逍遙院さんは慣れた手つきで炭団を起こし、聞香炉に埋め込むと灰をかきあげて形作り、銀色の板(銀葉)を置く。
そして削った木片を銀葉の上に置いた。
「うん」
ここからは茶道と似たような所作である。ただ少々挨拶が多い気もするが。逍遙院さんは香炉に向けて小さく頭を下げると香炉を半回転させ香炉に手をかざして大きく息を吸い吸った息は顔だけ脇へと向け軽く吐き出す。これを3回。(三息というらしい)繰り返して、司箭院興仙さんに渡す。司箭院興仙さんも似たような所作で香りを聞く。
「マッタリとしていて、少しもしつこくなく」
司箭院興仙さん謎の評価である。というか、いいのか香りでその評価は。
「伽羅ですな」
「間違いなく。いや、蘭奢待に勝るとも劣らぬ銘木かと」
逍遙院さんと龍崇さんが唸る。というか蘭奢待を嗅いだことあるの?凄いな。ちなみに蘭奢待というのは東大寺正倉院に収蔵されている黄熟香の雅名で、字の中に東大寺という文字が隠れているというなんとも優雅な珍品である。
「臥茶はどうかの。人伏せる香りに石見(島根西部)で作る発酵させた茶を想起させる濃い色」
司箭院興仙さんが呟く。最初から名前に「ガチャ」と付ける気満々だ。
「発酵させた茶とな?」
逍遙院さんが別の事に喰いついた。
「うむ。このあと儂が、タヌキの釜で立ててやろう」
武野仲材さんと山科言継さんから「おお」という声が漏れる。確かふたりはタヌキは未体験だったよな。
「では、この伽羅の雅名は臥茶でよろしいかな?」
「「「うむ意義なし」」」
その言葉を受けて、逍遙院さんがさらさらと紙に筆を滑らせる。そして『享禄四年九月逍遙院』と書かれた付箋を自分が切り取った所に貼り付ける。
「おお蘭奢待と同じことをする訳じゃな。どれ儂も」
司箭院興仙さんが同じように木を削り、付箋を貼る。俺は視線で残った人間に同じことをするように促す。

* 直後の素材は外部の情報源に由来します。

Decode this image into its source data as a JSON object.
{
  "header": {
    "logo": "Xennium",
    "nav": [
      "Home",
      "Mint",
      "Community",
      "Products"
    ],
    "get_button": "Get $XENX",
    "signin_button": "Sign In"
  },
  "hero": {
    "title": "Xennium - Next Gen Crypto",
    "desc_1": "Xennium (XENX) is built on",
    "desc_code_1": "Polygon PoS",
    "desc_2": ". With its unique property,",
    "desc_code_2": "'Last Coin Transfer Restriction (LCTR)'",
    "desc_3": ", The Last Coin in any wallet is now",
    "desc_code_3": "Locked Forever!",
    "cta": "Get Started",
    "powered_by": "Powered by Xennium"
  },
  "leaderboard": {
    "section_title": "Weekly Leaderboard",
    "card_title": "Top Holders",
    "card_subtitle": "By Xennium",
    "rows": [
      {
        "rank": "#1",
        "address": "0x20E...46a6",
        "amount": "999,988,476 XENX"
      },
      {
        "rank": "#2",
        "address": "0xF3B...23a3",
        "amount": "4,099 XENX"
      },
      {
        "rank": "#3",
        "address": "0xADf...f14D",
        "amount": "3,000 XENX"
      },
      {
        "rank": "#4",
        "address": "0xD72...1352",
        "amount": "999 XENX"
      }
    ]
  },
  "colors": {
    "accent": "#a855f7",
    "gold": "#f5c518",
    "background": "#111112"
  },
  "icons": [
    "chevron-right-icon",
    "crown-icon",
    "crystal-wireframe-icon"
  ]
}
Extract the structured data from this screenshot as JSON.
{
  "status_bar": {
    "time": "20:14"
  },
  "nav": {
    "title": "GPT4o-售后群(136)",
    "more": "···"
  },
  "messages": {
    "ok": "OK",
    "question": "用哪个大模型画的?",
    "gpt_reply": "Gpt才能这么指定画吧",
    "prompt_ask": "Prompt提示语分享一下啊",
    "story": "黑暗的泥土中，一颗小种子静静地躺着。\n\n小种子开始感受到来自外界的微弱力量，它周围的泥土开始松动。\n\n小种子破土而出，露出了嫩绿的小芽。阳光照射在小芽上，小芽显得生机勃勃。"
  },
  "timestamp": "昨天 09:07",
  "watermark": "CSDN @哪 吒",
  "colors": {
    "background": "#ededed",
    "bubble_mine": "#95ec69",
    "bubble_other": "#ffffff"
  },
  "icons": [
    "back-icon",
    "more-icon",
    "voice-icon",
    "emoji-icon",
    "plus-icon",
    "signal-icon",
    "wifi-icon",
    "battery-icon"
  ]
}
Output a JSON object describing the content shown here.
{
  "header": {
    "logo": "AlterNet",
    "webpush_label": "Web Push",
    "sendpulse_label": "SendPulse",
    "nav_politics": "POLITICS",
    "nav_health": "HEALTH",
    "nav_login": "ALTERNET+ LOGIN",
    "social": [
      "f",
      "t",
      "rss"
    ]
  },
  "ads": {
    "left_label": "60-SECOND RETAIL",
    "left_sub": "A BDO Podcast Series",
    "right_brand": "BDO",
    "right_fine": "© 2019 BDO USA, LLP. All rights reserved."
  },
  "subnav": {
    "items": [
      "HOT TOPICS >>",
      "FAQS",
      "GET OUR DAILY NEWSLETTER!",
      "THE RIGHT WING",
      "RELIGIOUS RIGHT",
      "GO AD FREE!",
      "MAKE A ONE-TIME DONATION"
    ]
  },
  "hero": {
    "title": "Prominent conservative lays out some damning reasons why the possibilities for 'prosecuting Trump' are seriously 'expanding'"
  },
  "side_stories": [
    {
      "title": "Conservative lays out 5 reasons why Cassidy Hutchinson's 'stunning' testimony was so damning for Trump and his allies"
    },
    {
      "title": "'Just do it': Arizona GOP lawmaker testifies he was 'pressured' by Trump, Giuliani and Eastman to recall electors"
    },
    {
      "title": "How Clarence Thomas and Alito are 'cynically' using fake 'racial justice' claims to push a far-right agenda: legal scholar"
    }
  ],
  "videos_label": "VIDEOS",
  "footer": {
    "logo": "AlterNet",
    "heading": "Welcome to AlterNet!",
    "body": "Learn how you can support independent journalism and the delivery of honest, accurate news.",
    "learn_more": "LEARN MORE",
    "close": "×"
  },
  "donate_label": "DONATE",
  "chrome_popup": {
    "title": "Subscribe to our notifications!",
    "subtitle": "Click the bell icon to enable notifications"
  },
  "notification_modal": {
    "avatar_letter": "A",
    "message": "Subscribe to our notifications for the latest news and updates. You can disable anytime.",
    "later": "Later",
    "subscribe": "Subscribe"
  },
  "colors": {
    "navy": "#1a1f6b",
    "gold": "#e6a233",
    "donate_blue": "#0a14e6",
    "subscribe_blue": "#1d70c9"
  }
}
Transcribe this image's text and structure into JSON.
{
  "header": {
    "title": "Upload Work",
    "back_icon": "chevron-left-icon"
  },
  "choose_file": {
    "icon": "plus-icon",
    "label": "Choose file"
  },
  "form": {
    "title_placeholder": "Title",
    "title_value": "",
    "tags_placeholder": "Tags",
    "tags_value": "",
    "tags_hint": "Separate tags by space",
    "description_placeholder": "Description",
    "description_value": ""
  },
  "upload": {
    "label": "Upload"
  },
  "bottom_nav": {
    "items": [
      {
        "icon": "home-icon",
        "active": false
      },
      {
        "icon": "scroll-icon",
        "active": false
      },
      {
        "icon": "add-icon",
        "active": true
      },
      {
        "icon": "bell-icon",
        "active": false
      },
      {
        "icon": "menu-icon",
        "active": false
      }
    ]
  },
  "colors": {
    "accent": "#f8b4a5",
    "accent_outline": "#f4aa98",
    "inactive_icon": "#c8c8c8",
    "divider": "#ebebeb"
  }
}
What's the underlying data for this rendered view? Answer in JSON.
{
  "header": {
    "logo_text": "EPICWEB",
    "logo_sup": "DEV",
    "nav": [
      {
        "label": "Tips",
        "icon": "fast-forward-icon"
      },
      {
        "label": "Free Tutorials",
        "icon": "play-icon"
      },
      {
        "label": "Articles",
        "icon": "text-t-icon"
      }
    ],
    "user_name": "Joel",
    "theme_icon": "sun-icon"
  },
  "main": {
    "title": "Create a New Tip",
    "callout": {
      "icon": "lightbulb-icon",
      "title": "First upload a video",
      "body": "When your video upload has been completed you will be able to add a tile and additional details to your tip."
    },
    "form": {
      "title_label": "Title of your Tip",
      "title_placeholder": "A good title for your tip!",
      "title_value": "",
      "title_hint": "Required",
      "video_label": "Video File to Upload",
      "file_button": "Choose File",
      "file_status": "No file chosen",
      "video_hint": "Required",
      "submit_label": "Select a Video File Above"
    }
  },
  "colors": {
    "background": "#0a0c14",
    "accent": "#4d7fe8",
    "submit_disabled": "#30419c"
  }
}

うん。なんだか悪の秘密結社の儀式みたいだな。間違ってない気もするが。
「そうじゃ。この場におる我ら七人、臥茶七曜と称し色々と話しあいましょうぞ。言うまでもないが、このことは軽々しく表には出さぬように、な」
司箭院興仙さんが悪い顔をする。悪の秘密結社にする気満々だ。全員が頷くのを見て司箭院興仙さんは「第一回は近頃の京の宗教界についてじゃ」と口を開いた。
なお、この秘密のお香を楽しむ会のあと、京の文化人の間でちょっとした騒ぎが起こる。その中心に武野仲材さんと山科言継さんがいたのは言うまでもなかった。